Although results from the present study do not identify any associations between maternal residential proximity to nuclear facilities and LBW in offspring, one should not conclude that there is no association at all. The reason is that the absence of evidence does not simply mean no information exists (evidence of absence) (Altman and Bland 1995). Therefore, although no evidence of “Nuclear Facilities-LBW association” was found, one should not further infer that living closer to nuclear facilities would be risk-free. Considering the serious effect of nuclear power plant accidents and widespread radiation exposure in population, studies searching for evidence of “Nuclear Facilities-LBW association” have become very important; while existing studies did not prove such association, further studies should still be carried out when necessary (Altman and Bland 1995).

This study is not without limitations. First, there were only two nuclear power plants with four reactors in Texas, which limited the sample sizes in the exposed groups when calculating odds ratios. Three other operating research reactors in Texas were not included in this study because the power levels and fuel quantities at these facilities were very small when compared to large electrical power generation plants (US NRC 2015b). Future studies may consider using larger research areas (e.g., the 48 continental United States) to include more nuclear facilities and LBW cases/controls in the exposed groups. Second, because no directly measured data on radiation exposure were available, the study applied a proximity-based model that used a non-continuous function of distance as a proxy of ionizing radiation exposure to categorize the LBW cases/controls. To improve the accuracy of exposure assessment, future research may consider using biomarker testing or portable radiation measurement instruments to measure directly and/or using a Gaussian dispersion model to simulate the dispersion of ionizing radiation including dependence on preferred wind direction. Third, this study categorized cases/controls into proximity groups using maternal residential addresses at delivery, assuming that maternal residential addresses were unchanged from conception to delivery. While it was true for most mothers, some mothers might have changed their residential locations during pregnancy (Canfield et al. 2006; Lupo et al. 2010), and the movement may have caused proximity group misclassifications for those mothers. However, since the movement tended to involve short distances, its effect on the proximity-based model might be minimal (Lupo et al. 2010).
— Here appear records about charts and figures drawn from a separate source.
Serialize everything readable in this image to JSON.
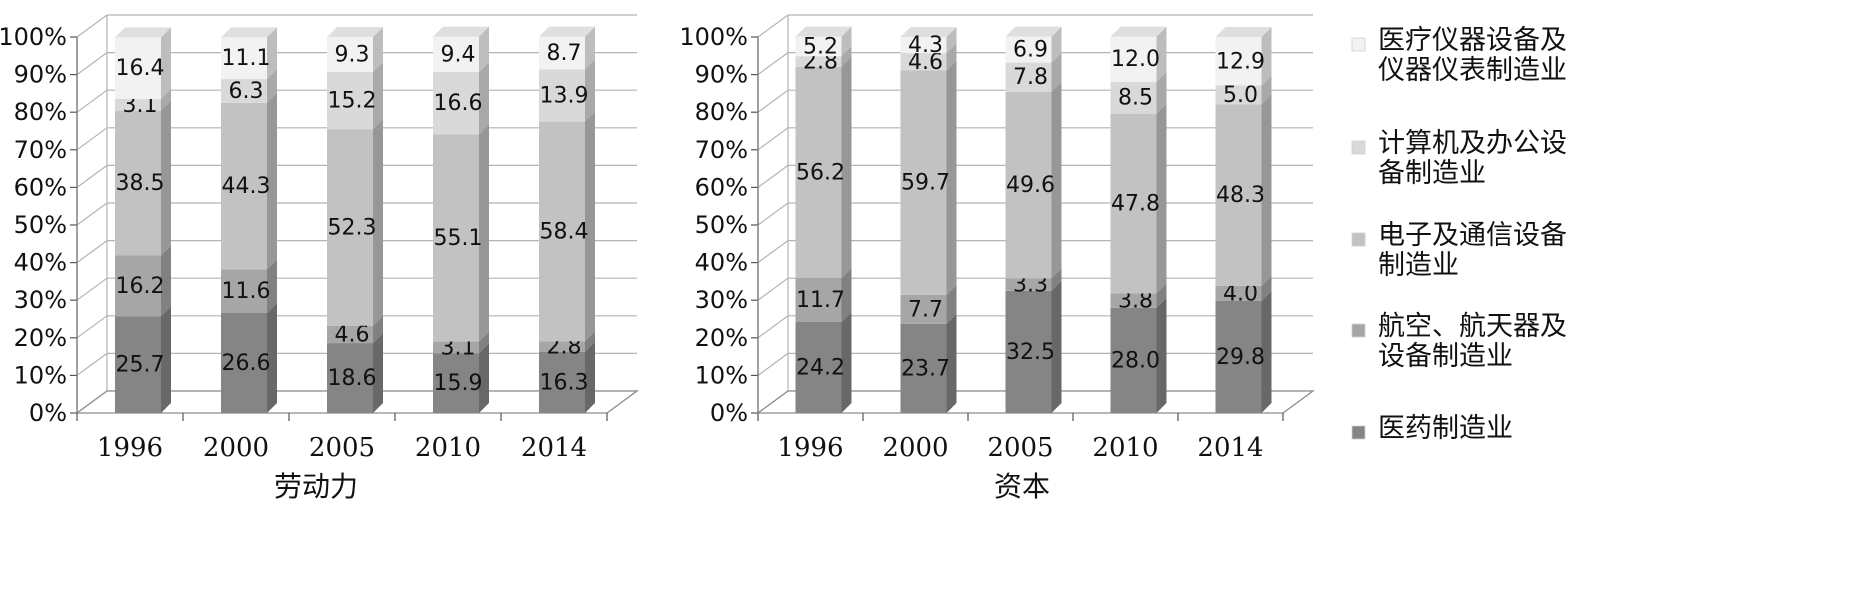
{
  "chart_data": [
    {
      "type": "bar",
      "stacked": true,
      "percent": true,
      "xlabel": "劳动力",
      "categories": [
        "1996",
        "2000",
        "2005",
        "2010",
        "2014"
      ],
      "y_ticks": [
        "0%",
        "10%",
        "20%",
        "30%",
        "40%",
        "50%",
        "60%",
        "70%",
        "80%",
        "90%",
        "100%"
      ],
      "ylim": [
        0,
        100
      ],
      "grid": true,
      "series": [
        {
          "name": "医药制造业",
          "color": "#858585",
          "values": [
            25.7,
            26.6,
            18.6,
            15.9,
            16.3
          ]
        },
        {
          "name": "航空、航天器及设备制造业",
          "color": "#a6a6a6",
          "values": [
            16.2,
            11.6,
            4.6,
            3.1,
            2.8
          ]
        },
        {
          "name": "电子及通信设备制造业",
          "color": "#c2c2c2",
          "values": [
            38.5,
            44.3,
            52.3,
            55.1,
            58.4
          ]
        },
        {
          "name": "计算机及办公设备制造业",
          "color": "#d9d9d9",
          "values": [
            3.1,
            6.3,
            15.2,
            16.6,
            13.9
          ]
        },
        {
          "name": "医疗仪器设备及仪器仪表制造业",
          "color": "#f2f2f2",
          "values": [
            16.4,
            11.1,
            9.3,
            9.4,
            8.7
          ]
        }
      ]
    },
    {
      "type": "bar",
      "stacked": true,
      "percent": true,
      "xlabel": "资本",
      "categories": [
        "1996",
        "2000",
        "2005",
        "2010",
        "2014"
      ],
      "y_ticks": [
        "0%",
        "10%",
        "20%",
        "30%",
        "40%",
        "50%",
        "60%",
        "70%",
        "80%",
        "90%",
        "100%"
      ],
      "ylim": [
        0,
        100
      ],
      "grid": true,
      "series": [
        {
          "name": "医药制造业",
          "color": "#858585",
          "values": [
            24.2,
            23.7,
            32.5,
            28.0,
            29.8
          ]
        },
        {
          "name": "航空、航天器及设备制造业",
          "color": "#a6a6a6",
          "values": [
            11.7,
            7.7,
            3.3,
            3.8,
            4.0
          ]
        },
        {
          "name": "电子及通信设备制造业",
          "color": "#c2c2c2",
          "values": [
            56.2,
            59.7,
            49.6,
            47.8,
            48.3
          ]
        },
        {
          "name": "计算机及办公设备制造业",
          "color": "#d9d9d9",
          "values": [
            2.8,
            4.6,
            7.8,
            8.5,
            5.0
          ]
        },
        {
          "name": "医疗仪器设备及仪器仪表制造业",
          "color": "#f2f2f2",
          "values": [
            5.2,
            4.3,
            6.9,
            12.0,
            12.9
          ]
        }
      ]
    }
  ],
  "legend": {
    "placement": "right",
    "items": [
      {
        "lines": [
          "医疗仪器设备及",
          "仪器仪表制造业"
        ],
        "color": "#f2f2f2"
      },
      {
        "lines": [
          "计算机及办公设",
          "备制造业"
        ],
        "color": "#d9d9d9"
      },
      {
        "lines": [
          "电子及通信设备",
          "制造业"
        ],
        "color": "#c2c2c2"
      },
      {
        "lines": [
          "航空、航天器及",
          "设备制造业"
        ],
        "color": "#a6a6a6"
      },
      {
        "lines": [
          "医药制造业"
        ],
        "color": "#858585"
      }
    ]
  }
}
This study has several strengths. First, its study area and study population were much larger than those in the previous studies. This study is also the first attempt to investigate the “Nuclear Facilities-LBW association” in the southern USA. Second, the study also tested the sensitivity of proximity-based model to the distance thresholds, which was missing in most of existing studies. Last but not least, this study summarized and modified the methods used in the literature and proposed a complete methodology framework for study “Nuclear Facilities-LBW association” which covered the whole analyzing process from data collection to sensitivity analysis. The framework can be conveniently applied to other study areas and health outcomes and therefore can be used as a standardized protocol for the investigation of similar problems.

Conclusion

In this large population-based, case–control study, none of the exposed groups exhibits a statistically significant increase in LBW risk when compared to the reference group. These results were confirmed by the results of the sensitivity analyses. In summary, analysis results based on data in Texas during 1996–2008 suggest that there is no significant association between maternal residential proximity to nuclear facilities and LBW in offspring.